Peter J. Cunningham
P. J. Cunningham, “The Share of People with High Medical Costs Increased Prior to Implementation of the Affordable Care Act,” Health Affairs, Jan. 2015 34(1):117–24.
The percentage of Americans who spend more than 10 percent of their family income on out-of-pocket health care expenses increased to 19.2 percent in 2011, from 18.2 percent during 2007–09. Medical cost burdens were highest for people with private nongroup insurance coverage, who are among those most likely to benefit from the Affordable Care Act’s coverage expansions.

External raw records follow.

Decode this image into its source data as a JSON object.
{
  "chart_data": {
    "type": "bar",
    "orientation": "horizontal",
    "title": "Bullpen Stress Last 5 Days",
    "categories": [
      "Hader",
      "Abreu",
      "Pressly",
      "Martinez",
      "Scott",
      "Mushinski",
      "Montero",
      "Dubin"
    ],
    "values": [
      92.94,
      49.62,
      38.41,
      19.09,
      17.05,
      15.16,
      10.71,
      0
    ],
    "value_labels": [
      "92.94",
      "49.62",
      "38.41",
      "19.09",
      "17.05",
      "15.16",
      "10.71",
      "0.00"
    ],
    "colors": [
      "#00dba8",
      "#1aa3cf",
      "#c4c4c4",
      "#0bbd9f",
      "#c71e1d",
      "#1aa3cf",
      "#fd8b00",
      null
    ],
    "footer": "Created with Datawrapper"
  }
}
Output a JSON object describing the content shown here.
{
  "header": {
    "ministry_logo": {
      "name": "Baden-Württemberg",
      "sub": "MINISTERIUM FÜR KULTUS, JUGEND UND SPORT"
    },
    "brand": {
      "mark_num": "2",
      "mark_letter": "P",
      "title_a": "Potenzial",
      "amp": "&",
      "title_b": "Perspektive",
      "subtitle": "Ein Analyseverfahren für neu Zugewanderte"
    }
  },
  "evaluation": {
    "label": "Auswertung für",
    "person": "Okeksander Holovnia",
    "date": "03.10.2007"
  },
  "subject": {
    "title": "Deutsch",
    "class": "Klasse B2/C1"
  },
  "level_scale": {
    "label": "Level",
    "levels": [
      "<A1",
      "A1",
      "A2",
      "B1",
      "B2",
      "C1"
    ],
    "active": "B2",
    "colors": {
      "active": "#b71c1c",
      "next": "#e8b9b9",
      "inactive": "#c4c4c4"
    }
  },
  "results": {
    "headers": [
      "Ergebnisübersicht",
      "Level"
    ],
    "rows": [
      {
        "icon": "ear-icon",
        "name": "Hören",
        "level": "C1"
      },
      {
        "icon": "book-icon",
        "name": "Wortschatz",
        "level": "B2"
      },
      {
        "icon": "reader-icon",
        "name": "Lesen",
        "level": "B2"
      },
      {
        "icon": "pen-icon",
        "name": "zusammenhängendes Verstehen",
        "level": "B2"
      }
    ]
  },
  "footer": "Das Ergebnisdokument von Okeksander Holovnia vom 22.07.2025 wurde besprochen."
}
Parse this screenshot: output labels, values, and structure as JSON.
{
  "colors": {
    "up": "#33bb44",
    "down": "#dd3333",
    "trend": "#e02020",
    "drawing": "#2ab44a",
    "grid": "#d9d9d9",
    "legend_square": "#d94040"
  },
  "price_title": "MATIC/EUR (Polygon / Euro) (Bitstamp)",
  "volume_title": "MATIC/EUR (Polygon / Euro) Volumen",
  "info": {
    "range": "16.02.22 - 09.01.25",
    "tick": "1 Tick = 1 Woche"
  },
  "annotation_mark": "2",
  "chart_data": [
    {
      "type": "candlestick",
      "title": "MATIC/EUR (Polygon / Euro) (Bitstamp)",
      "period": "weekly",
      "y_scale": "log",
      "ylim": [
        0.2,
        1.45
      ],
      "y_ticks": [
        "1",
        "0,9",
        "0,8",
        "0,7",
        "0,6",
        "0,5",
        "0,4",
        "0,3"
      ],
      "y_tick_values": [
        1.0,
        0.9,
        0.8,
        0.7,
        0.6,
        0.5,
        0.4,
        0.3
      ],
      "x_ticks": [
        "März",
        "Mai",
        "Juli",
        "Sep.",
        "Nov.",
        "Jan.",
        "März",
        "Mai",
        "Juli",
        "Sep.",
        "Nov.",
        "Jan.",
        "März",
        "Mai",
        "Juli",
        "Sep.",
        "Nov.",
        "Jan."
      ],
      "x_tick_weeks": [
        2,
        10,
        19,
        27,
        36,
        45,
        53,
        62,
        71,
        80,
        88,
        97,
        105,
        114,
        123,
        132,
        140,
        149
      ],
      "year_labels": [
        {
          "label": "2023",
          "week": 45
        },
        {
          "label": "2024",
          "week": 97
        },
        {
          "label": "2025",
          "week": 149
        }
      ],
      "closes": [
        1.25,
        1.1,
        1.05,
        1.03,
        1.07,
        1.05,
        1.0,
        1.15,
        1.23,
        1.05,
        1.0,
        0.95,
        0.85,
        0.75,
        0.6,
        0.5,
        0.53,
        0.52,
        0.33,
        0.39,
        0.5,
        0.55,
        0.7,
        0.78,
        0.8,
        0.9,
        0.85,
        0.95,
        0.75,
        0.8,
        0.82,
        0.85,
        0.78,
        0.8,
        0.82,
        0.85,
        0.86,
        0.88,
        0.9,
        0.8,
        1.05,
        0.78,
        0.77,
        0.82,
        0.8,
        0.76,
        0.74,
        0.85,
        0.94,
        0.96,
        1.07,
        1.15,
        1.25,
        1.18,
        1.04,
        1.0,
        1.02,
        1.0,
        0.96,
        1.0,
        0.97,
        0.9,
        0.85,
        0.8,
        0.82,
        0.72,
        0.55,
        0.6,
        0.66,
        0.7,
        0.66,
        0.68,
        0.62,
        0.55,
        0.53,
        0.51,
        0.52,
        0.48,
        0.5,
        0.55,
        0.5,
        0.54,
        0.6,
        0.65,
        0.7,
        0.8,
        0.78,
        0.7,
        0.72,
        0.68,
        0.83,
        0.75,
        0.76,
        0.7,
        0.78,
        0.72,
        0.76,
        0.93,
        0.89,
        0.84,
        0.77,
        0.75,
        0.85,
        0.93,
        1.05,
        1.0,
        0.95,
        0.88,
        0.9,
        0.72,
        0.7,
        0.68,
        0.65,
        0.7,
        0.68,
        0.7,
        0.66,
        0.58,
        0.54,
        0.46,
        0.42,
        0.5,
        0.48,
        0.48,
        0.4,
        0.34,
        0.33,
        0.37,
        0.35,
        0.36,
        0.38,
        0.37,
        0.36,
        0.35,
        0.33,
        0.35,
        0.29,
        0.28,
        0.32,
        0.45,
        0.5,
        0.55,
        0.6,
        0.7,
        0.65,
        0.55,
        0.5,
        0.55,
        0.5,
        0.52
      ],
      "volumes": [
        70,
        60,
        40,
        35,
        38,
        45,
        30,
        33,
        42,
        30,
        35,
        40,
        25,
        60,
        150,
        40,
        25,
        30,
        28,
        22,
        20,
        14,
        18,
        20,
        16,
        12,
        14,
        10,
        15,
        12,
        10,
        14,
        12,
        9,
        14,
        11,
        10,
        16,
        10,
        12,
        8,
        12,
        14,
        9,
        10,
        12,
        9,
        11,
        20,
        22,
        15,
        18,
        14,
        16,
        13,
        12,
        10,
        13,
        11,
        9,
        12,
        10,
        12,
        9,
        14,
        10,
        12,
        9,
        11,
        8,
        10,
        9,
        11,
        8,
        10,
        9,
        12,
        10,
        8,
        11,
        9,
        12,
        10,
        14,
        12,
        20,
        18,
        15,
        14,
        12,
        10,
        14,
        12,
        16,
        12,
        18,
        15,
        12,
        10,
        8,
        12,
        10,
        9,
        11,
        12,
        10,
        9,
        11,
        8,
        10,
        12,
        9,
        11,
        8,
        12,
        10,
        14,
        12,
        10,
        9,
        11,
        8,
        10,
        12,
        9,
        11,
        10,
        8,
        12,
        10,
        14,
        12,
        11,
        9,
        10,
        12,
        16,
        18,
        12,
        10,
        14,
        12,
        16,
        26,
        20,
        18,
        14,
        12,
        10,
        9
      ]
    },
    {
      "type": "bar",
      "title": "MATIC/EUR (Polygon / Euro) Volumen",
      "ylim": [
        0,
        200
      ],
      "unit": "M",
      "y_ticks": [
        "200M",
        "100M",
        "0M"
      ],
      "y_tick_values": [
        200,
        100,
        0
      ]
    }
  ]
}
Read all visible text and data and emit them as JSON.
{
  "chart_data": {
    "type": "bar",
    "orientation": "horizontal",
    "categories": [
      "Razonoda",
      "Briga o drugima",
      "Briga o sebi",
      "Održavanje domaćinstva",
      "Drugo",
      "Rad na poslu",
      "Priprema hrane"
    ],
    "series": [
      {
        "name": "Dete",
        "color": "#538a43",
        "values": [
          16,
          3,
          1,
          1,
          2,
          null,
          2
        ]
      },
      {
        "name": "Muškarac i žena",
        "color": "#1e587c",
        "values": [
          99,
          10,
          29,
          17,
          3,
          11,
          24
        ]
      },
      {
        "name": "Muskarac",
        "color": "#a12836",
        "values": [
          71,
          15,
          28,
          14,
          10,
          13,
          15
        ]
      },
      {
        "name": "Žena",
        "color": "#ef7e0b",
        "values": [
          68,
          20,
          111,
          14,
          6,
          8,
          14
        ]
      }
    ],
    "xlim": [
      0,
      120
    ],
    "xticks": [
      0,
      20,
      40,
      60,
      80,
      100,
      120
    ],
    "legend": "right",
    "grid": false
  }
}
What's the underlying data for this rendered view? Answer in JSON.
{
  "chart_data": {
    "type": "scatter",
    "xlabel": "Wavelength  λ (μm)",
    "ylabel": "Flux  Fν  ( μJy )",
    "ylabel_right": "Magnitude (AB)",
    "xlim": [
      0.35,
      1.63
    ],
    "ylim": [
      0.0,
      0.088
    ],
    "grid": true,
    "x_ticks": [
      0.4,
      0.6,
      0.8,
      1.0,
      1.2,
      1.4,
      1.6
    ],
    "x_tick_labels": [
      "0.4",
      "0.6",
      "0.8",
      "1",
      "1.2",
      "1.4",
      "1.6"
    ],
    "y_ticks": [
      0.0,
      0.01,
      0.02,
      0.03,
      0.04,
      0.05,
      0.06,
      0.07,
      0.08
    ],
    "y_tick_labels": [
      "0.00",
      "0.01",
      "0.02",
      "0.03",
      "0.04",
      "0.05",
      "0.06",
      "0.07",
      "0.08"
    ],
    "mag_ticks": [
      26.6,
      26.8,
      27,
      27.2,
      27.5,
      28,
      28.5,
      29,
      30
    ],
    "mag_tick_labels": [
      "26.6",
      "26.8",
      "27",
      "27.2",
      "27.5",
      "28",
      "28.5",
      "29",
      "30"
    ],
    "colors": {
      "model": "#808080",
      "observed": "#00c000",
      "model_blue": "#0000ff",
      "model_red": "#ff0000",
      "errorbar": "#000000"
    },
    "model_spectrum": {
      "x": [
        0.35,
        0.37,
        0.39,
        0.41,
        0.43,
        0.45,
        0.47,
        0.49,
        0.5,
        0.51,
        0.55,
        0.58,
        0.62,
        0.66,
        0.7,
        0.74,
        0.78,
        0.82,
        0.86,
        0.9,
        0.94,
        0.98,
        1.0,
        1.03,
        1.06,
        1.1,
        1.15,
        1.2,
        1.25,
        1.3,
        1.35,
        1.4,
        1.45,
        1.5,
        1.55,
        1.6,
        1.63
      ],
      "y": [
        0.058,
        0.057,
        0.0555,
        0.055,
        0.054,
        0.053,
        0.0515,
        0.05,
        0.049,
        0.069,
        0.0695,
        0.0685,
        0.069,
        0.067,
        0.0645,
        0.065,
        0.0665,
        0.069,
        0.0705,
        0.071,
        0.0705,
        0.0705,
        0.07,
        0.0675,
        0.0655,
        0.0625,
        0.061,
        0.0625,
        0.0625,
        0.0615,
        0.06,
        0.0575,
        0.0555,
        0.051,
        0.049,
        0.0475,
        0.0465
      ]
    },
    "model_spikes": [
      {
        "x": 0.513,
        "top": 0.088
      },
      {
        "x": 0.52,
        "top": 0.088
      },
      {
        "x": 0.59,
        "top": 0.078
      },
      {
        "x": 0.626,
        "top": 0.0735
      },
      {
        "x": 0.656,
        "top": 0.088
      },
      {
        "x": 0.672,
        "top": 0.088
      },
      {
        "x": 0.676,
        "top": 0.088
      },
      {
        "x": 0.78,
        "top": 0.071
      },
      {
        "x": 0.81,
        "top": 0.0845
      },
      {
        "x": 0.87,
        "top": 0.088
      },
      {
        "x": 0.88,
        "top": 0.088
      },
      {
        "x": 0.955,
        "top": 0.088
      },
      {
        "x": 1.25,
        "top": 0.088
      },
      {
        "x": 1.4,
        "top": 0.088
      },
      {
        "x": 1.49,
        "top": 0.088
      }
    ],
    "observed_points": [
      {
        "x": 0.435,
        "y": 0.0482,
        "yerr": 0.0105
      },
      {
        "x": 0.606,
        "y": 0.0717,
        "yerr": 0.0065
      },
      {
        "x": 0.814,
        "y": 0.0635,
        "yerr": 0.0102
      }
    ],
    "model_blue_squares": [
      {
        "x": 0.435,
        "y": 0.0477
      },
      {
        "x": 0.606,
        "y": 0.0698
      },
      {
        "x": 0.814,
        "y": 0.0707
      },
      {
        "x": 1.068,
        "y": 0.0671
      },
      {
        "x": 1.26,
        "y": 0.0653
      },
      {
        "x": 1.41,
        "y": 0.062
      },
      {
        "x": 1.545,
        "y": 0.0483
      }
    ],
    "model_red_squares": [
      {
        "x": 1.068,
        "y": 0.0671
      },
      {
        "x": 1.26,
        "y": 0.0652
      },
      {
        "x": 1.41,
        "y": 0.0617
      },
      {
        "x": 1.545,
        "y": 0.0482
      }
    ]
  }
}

In addition to providing access to health insurance for many of the uninsured, the Affordable Care Act is helping to make coverage more affordable than it was previously for many individuals and families, particularly for those with nongroup coverage. With risk spread broadly among those participating in the insurance marketplaces, premiums have generally been kept in check. Subsidies have minimized costs for people with lower incomes, while individuals with serious health problems have been protected by rules restricting insurers from charging higher premiums or denying coverage altogether. Such provisions could help narrow the affordability gap between those with employer-provided coverage and those buying insurance on their own. This Commonwealth Fund–supported study examines medical cost burdens for people younger than 65 for 2010–11, just before the health reform’s major coverage provisions went into effect. The analysis looks at people with different types of coverage—or none at all—and at spending for a variety of services, like physician visits or hospital care.
“[M]any people with nongroup coverage before 2014 will be able to dramatically lower their health insurance and health care spending through the marketplaces,” researcher Peter Cunningham concludes. Just over half of people with nongroup coverage in 2009–11 had family incomes at or under 400 percent of the federal poverty level, making them potentially eligible for the marketplaces’ premium subsidies and a substantial reduction in their cost burden. For instance, adults in families with incomes between 138 percent and 250 percent of poverty spend an average of $5,435 for coverage; buying coverage through the marketplace could reduce that price tag by two-thirds, to $1,797.
The analysis was based on data from the 2001–11 Medical Expenditure Panel Surveys (MEPS), sponsored by the Agency for Healthcare Research and Quality. Family medical cost burden was defined as the ratio of total out-of-pocket spending for health care services and premiums to total family income. People who spent more than 10 percent of family income on health care were identified as having a high cost burden.
The percentage of people with high medical costs burdens increased from 2007–09 to 2011, with burdens highest for people with private nongroup insurance. The Affordable Care Act’s coverage provisions are likely to substantially reduce these cost burdens for many people.